2000 km durch Deutschland – Rallye

Jetzt fährt sie eine Rallye nach der anderen? Schön wär’s, aber diesmal bin ich als „Rallye-Insiderin“ und weil ich Spaß an Oldtimern habe, einfach ein paar Meter zum Neuen Rathaus in Hannover gehüpft und habe mir den Zieleinlauf der Blech-Schätzchen angeschaut.
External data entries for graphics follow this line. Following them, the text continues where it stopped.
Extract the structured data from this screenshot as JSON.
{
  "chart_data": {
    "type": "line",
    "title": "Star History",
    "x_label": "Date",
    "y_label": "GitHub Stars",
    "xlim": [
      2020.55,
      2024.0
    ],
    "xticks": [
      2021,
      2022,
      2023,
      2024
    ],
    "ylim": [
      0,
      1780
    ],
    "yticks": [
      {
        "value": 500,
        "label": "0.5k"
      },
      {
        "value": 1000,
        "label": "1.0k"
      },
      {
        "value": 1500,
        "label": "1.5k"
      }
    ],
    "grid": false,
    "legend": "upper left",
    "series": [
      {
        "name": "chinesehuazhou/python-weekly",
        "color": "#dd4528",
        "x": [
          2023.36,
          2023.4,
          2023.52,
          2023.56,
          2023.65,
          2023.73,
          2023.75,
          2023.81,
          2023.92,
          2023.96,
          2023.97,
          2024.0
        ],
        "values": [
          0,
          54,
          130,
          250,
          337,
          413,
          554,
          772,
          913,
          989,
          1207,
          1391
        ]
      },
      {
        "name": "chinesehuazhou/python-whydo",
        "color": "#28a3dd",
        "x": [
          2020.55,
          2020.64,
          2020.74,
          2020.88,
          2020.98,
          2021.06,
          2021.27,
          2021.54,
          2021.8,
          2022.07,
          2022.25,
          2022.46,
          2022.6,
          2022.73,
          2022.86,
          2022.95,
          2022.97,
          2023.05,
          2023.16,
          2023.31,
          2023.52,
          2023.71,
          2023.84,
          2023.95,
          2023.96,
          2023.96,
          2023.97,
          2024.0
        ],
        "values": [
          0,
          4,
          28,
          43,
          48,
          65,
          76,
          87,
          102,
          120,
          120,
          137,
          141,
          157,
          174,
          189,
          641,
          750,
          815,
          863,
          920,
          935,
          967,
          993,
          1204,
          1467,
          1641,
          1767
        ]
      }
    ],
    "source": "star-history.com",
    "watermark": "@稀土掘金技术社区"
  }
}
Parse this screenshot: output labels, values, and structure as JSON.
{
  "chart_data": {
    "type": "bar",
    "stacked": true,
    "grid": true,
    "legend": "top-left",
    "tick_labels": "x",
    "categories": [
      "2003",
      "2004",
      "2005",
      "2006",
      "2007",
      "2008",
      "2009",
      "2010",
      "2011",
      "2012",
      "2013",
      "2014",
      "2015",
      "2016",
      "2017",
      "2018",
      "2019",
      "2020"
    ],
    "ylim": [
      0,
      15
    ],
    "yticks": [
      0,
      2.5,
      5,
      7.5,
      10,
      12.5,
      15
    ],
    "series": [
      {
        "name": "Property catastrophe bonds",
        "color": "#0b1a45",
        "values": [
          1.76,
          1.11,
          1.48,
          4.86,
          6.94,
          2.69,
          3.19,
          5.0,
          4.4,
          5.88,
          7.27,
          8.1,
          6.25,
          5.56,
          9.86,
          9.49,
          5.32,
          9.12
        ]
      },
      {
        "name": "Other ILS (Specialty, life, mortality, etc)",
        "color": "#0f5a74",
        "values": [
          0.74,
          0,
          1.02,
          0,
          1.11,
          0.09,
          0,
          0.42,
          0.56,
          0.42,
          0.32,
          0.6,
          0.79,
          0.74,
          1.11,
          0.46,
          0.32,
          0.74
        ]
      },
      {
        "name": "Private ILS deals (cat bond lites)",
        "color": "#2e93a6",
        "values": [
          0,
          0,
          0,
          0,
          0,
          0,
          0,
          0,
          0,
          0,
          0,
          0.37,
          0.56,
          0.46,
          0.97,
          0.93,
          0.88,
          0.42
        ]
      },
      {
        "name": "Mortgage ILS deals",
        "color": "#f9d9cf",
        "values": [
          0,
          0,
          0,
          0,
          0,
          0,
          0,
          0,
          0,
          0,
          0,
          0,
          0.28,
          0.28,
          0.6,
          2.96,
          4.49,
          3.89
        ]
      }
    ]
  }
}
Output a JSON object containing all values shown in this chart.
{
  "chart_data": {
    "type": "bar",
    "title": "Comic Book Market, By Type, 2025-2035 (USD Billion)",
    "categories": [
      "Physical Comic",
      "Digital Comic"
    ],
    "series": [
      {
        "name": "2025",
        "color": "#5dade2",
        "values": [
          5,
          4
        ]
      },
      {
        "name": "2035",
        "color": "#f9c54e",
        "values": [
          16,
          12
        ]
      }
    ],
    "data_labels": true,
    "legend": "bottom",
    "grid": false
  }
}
Meine Kamera hatte ich gezückt und erstmal hieß es: „Warten“, bis die Autos aus Wolfsburg in Hannover ankamen. Solange erkläre ich mal etwas über Gleichmäßigkeits-Rallyes:

Was die „2000 km durch Deutschland“ – Rallye ist? Ich empfehle die Übersichtsseite mit Streckenplan – hey, aber wiederkommen und weiterlesen!
Kurz zusammengefasst: eine Rundreise, Start- und Zielpunkt ist Hannover. Die über 2000 km ergeben sich durch Zwischenstationen z. B. in Hameln, Paderborn, Hagen, Dortmund, Osnabrück, Bremen, Hamburg, Rostock, Potsdam, Cottbus, Halle und der Autostadt Wolfsburg.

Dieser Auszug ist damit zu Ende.